Sans qu’on s’en rende compte, le virus nous a permis de voir le Québec autrement.
D’abord, beaucoup ont découvert que le Québec est composé de 17 régions, ayant chacune leur personnalité, et ils ont appris à les nommer et à les situer sur la carte. Ça change tout. Tout à coup, Montréal et Québec ne sont plus seules, mais font partie d’un territoire, d’un pays, d’un peuple où chaque région a sa place et son mot à dire.
On a noté aussi que le virus se propageait beaucoup plus dans les grands centres urbains et dans les capitales et petites villes régionales, là où sont concentrés la population et les emplois. Les villes sont comme le système nerveux du Québec : les régions en sont pour ainsi dire le corps.
Les gens des villes ont réalisé qu’ils avaient besoin des régions périphériques pour aller prendre l’air et sortir de leur cage. Et les gens des régions périphériques ont constaté une fois de plus les liens familiaux, sociaux et culturels qui les relient aux villes.
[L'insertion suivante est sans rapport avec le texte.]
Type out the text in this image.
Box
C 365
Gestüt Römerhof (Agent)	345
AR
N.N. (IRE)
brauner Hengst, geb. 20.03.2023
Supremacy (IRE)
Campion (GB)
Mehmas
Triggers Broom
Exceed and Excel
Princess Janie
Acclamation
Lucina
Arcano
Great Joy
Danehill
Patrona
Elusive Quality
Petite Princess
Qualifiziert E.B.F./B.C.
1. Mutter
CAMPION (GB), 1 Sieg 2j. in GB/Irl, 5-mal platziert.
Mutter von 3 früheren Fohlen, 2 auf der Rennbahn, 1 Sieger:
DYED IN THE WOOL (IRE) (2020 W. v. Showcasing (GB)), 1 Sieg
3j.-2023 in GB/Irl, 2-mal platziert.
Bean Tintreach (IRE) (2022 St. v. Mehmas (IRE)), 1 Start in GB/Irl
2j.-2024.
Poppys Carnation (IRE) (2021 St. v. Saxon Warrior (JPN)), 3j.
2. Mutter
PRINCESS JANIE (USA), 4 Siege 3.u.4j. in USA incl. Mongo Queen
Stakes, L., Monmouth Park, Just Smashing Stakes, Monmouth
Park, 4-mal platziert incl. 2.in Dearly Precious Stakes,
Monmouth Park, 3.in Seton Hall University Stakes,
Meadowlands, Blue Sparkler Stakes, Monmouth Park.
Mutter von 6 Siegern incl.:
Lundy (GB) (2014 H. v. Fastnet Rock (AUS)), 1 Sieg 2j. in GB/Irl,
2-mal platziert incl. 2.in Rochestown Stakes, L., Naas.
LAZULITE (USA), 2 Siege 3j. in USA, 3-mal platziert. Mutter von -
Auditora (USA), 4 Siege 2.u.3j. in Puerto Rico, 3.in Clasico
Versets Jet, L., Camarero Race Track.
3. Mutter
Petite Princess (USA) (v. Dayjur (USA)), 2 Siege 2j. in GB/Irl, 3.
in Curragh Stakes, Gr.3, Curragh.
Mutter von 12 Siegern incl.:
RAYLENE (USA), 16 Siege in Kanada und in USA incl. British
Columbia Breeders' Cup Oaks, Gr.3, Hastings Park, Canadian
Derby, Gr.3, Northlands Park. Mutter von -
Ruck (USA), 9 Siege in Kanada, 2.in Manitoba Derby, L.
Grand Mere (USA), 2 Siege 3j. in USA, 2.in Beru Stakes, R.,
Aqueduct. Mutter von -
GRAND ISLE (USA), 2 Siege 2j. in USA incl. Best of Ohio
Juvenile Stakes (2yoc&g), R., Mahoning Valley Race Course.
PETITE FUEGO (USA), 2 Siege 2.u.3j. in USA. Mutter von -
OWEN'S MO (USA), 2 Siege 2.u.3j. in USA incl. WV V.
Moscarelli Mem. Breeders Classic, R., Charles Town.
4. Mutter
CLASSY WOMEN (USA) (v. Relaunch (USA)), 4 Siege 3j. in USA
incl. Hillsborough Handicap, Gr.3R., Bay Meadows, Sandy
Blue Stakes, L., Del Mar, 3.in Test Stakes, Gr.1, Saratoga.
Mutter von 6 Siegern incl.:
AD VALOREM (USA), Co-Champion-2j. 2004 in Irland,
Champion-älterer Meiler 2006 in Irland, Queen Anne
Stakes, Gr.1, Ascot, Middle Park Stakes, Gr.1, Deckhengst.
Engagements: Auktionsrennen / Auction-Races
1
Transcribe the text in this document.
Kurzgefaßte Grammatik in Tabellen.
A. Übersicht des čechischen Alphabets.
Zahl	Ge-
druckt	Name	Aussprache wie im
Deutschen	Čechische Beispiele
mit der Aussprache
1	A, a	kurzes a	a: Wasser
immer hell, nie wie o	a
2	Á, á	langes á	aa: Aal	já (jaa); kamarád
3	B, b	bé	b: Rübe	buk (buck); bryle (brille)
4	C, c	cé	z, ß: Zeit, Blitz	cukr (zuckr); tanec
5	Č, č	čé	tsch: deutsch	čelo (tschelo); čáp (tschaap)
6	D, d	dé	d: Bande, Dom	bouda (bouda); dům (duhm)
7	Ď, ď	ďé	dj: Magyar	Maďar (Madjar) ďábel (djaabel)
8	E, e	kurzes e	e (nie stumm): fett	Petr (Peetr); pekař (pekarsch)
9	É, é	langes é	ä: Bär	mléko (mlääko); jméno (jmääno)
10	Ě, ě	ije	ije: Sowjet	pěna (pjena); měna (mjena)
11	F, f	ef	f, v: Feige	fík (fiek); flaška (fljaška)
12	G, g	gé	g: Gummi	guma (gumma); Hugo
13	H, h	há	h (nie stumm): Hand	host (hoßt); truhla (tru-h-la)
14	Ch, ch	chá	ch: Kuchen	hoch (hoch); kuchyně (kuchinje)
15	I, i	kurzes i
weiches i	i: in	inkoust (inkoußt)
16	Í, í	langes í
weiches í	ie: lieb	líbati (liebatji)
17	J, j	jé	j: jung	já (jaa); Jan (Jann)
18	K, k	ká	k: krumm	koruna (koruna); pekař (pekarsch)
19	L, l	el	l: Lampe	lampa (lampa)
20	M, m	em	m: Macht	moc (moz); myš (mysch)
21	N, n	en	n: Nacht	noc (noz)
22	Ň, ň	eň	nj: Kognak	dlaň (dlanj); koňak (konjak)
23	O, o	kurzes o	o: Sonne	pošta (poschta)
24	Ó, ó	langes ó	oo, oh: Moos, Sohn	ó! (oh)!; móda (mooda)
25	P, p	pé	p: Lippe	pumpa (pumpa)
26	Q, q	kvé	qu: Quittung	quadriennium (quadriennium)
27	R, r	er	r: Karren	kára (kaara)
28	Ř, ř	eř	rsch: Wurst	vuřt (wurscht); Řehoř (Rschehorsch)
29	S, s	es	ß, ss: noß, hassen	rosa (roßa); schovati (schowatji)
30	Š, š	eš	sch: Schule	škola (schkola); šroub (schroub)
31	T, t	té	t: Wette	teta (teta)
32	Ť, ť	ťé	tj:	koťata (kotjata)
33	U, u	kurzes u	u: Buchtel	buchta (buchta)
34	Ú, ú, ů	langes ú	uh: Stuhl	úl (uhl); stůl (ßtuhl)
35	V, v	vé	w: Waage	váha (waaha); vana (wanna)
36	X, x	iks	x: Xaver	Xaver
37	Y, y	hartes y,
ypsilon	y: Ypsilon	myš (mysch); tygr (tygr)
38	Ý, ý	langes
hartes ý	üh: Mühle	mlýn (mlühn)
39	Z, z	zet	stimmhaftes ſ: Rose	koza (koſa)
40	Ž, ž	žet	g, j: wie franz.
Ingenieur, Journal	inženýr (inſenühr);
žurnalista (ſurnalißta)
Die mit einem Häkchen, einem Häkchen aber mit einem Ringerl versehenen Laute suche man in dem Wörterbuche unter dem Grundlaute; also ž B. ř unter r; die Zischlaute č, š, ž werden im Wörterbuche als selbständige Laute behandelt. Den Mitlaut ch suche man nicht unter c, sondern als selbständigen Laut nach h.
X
L’interdépendance de toutes les régions n’a jamais été aussi évidente.
Nous avons aussi pris conscience du nombre grandissant de personnes âgées au Québec et de l’insuffisance de services adaptés pour eux ; d’autre part, nos enfants, tout comme leurs parents, ont appris à apprécier l’école comme milieu d’apprentissage et de rencontre.
Au fil des jours et des conférences de presse du premier ministre, nous avons réalisé que le Québec, au-delà des chicanes politiques, est encore une grande famille, où tout le monde se connaît et est prêt à s’entraider dans l’épreuve, comme à l’époque des corvées de rang pour aider un voisin à reconstruire sa maison ou sa grange endommagée par le feu, le vent ou l’eau.
Malgré la méfiance que nous pratiquons envers la politique partisane, nous avons pu constater l’importance de l’État, de notre État national, quand vient le temps de faire face aux difficultés et à l’avenir. Le ton familier et rassurant du premier ministre, le soutien de l’État, la compétence et la générosité de nos systèmes publics de santé et d’éducation et de leur personnel, nous ont été un secours indispensable. Nous nous sommes reconnus, parlant la même langue et partageant les mêmes valeurs, avec notre lot de rebelles comme dans toute famille. Parmi les autres provinces du Canada, le Québec est apparu clairement comme une société distincte, pour le meilleur et pour le pire.
Nous avons réalisé l’importance de nos entreprises québécoises essentielles, qui ont continué à travailler malgré les dangers et les éclosions, les abattoirs : les agriculteurs, les épiceries, les quincailleries, les policiers, les camionneurs ; l’importance aussi de nos entreprises culturelles et récréatives qui nous ont cruellement manqué.
Nous avons appris à voir le Québec autrement, dans toutes ses dimensions, le pays et l’État du Québec, et nous nous sommes reconnus comme peuple unique, égalitaire et solidaire, français, capable de s’occuper de lui-même et de traiter avec les autres d’égal à égal. Nous avons pris conscience de notre identité et de notre force.
Et ce n’est pas fini : nous n’avons pas fini de redécouvrir le Québec comme pays et de nous redécouvrir comme peuple. Un Québec fait de régions réunies et une citoyenneté québécoise dans laquelle tous sont égaux. Un État national rassembleur au service de ses communautés locales et régionales.
En somme, le virus nous a peut-être fait redécouvrir la base même de la démocratie : le peuple, le territoire, les communautés locales et régionales ! C’est précieux en ces temps d’incertitude et de division.